11/1/20
Laura Ferguson
Artist’s statement and portfolio of images published in the BLR (Bellevue Literary Review), Issue 39, “Reading the Body”
Together, my drawings form a kind of visual autobiography: drawing as story-telling, without the need for words. A life-changing experience at age thirteen – a spinal fusion for scoliosis and a year in a full-body plaster cast – heightened my connection to my body and my awareness of all that is hidden under the surface of our visible selves. When disability made it hard for me to be out moving through the world, I made my body’s life the subject of my art, finding beauty in a curving spine and exploring the connections between pain, consciousness, and creativity.

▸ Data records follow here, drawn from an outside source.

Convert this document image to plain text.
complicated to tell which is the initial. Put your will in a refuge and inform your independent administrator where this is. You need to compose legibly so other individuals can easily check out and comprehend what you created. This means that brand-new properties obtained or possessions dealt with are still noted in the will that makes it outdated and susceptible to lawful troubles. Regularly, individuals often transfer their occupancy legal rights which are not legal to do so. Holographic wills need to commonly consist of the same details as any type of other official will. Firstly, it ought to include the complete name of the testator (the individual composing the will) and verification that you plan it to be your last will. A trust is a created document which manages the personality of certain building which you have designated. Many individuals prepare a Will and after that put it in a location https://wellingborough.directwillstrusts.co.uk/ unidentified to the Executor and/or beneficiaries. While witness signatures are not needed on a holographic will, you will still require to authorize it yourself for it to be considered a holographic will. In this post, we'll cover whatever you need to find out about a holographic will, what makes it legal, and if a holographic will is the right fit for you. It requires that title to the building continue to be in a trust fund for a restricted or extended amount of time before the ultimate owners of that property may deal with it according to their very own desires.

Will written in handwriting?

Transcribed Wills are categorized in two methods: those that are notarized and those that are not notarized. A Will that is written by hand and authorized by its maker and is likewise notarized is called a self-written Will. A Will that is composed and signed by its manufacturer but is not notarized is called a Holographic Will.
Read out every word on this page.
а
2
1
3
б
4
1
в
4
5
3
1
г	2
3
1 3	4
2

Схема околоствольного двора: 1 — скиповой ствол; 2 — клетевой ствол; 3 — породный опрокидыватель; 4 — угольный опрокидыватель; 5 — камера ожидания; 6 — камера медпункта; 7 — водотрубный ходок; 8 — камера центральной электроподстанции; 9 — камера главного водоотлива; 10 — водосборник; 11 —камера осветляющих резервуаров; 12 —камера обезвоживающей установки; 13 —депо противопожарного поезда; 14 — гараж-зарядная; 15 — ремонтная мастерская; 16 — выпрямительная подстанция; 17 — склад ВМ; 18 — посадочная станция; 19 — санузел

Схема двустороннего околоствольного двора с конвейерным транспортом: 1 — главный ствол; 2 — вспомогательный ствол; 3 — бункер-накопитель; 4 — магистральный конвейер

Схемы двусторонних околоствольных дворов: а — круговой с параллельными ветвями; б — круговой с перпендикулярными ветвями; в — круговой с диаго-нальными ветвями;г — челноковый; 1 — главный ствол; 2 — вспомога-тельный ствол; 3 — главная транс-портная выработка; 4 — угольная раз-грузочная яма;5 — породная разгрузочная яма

My “floating colors” art-making process imbues my work with the dynamics of water, fluidity and flow. I sprinkle thinned oil paints from a brush onto a tray of water, and the dense drops of color spread out to reveal their inner structure, as if magnified under a microscope lens. For someone whose physical life is constricted and whose range in the world is limited, this sense of an inward opening is wonderfully liberating. Inside my body I find a world I can marvel at and never get to the end of, a cosmos of infinitely unfolding detail.
Drawing from my own radiology scans, and from bones and cadaver dissections in the anatomy lab, I work to evoke the textures of real flesh and bone: a sensual take on anatomy, a reclaiming of the inner landscape. I feel my body pouring directly into the lines I make on the paper, remembering how it feels to move freely, feeling pain but also feeling it dissolve into fluid grace.